Prostate cancer is the malignant growth of the prostate gland. When the prostate cancer progresses, it invades the neighboring cells, deforming the internal and external structure of the prostate; subsequently, it can slip out of it and invade neighboring organs, such as the seminal vesicles, the bladder and the rectum. In advanced stages of the disease, through the lymphatic and blood vessels, cancer cells spread to distant sites, such as the lymph nodes and bones, which is called metastasis. The growth and spread of prostate cancer depend on the presence of the male hormone (testosterone).

When prostate cancer is diagnosed, we can find it in one of three phases:

  • Located: Has not left the prostate.
  • Locally advanced: Engages the prostate and close tissues.
  • Advanced: It has already left the prostate and spread in other organs, such as lymph nodes or bones.

Prostate cancer in its early stages does not produce symptoms, these usually appear when it is advanced. The symptoms that we list below can be found in some patients, but they are not exclusive of prostate cancer:

  • Frequent urination.
  • Weak or interrupted urine stream, or need to strain to empty the bladder.
  • Blood in the urine.
  • Urgency to urinate frequently at night.
  • Blood in the seminal fluid.
  • Onset of erectile dysfunction.
  • Pain or burning when urinating, which is much less frequent.
  • Discomfort when sitting down, caused by an increase in the size of the prostate.

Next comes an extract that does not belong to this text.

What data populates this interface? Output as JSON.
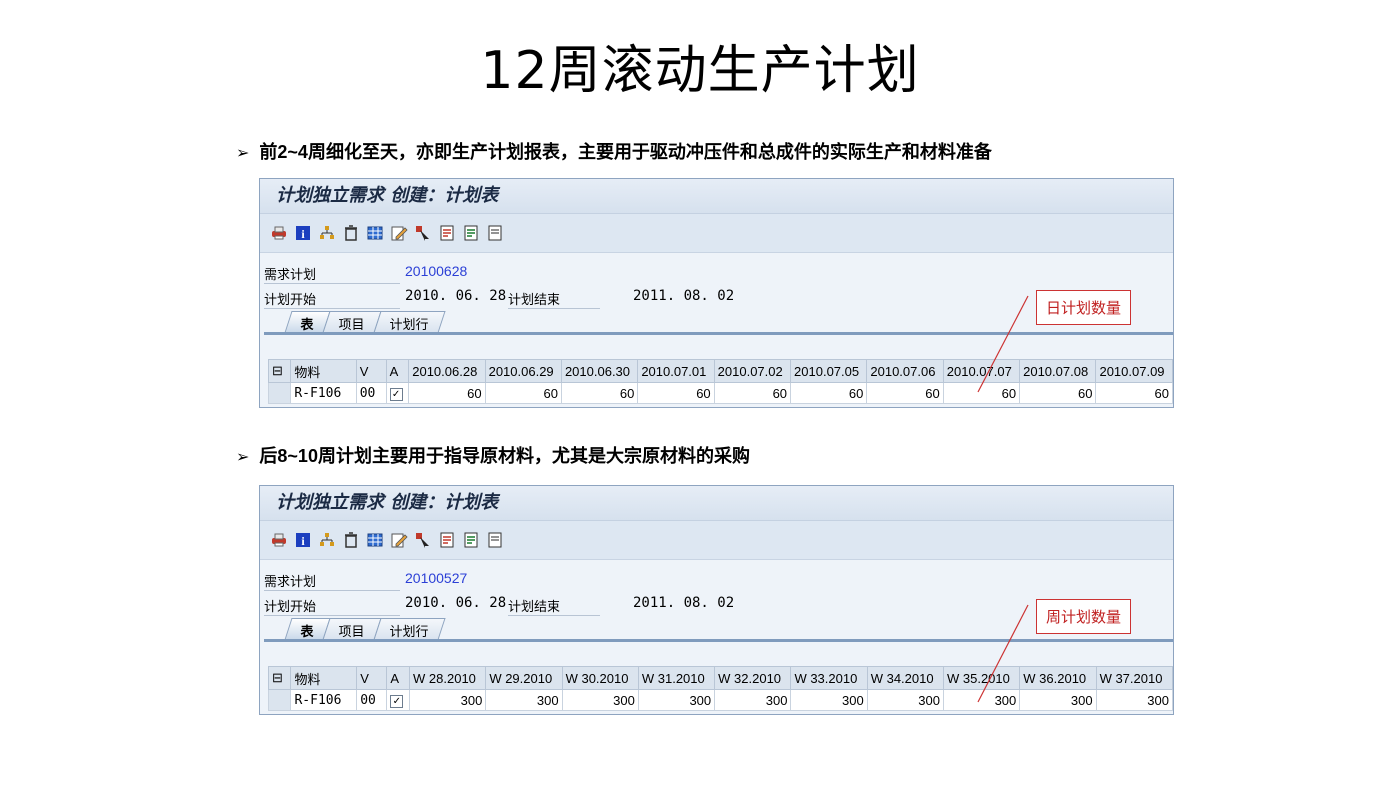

If the cancer has spread outside the prostate gland, a man may experience these symptoms:

  • Pain in the back, hips, thighs, shoulders or other bones.
  • Swelling or edema of the legs or feet.
  • Weight loss without explanation.
  • Fatigue.
  • Change in bowel habits.

There are risk factors associated with prostate cancer, some are variable and others are not:

Variable factors:

  • Food: consume of many red meats, high-fat dairy products and low consumption of fruits and vegetables may increase the risk.
  • Sedentarism: the lack of regular physical activity and an inadequate weight are associated with increased risk of cancer.
  • Alcohol abuse.
  • Exposure to chemical contaminants.
  • The risk of prostate cancer increases with age, especially after 50 years. More than 80% of cases of prostate cancer are diagnosed in men aged 65 or older.
  • Race / ethnic origin: Black men have a higher risk of prostate cancer than white men, particularly among those who lead a lifestyle with less physical activity and a less healthy diet.
  • Family history: Hereditary prostate cancer is rare and represent for about 5% of cases. If a man has a relative in the first degree( father, brother, son) with prostate cancer, his risk of developing prostate cancer is 2 to 3 times higher. This risk increases with the number of relatives diagnosed with prostate cancer.
  • Hereditary breast and ovarian cancer ( HBOC).
  • Other genetic changes: Other genes that may carry an increased risk of developing prostate cancer include HPC1, HPC2, HPCX and CAPB. However, it has been shown that none of them cause prostate cancer or are specific to this disease.

Not Variable:

  • Age.
  • Family background.
  • Race

In Colombia, it is recommended a Screening for prostate cancer for patients over 50 years old. This test should be performed annually:

  • Digital rectal examination.
  • Prostate Specific Antigen (PSA).
  • Biopsy.

To evaluate the extent of prostate cancer there are several tests that can offer information of specific points that at a certain time could be compromised by the disease. Some examples:

  • Abdominopelvic TAC.
  • Bone scintigraphy.
  • Nuclear magnetic resonance

There are several alternatives to manage prostate cancer. Before taking an option the specialist will evaluate your age, other associated diseases and general physical condition, the state of your pathology according to your clinical status, establish a risk category according to the characteristics of the tumor and define the purpose of the treatment, that means, if this will be done with curative intention (to cure the disease) or palliative (to reduce symptoms and improve their quality of life). These are the treatment options:

  • Active surveillance.
  • Radical prostatectomy.
  • Radiotherapy.
  • Hormonotherapy.
  • Chemotherapy

Healthy eating habits are vital for the body to function well.

  • Consume fiber and antioxidants in the daily diet.
  • Balanced diet that includes vegetables, fruits, low fats and avoid processed sugar in order to prevent obesity.
  • Moderate alcohol consume.
  • Exercise, which involves simple activities such as walking and climbing stairs
  • No smoking.
  • The specialist also emphasize the importance of the annual check-up, unless the person experiences some strange symptoms.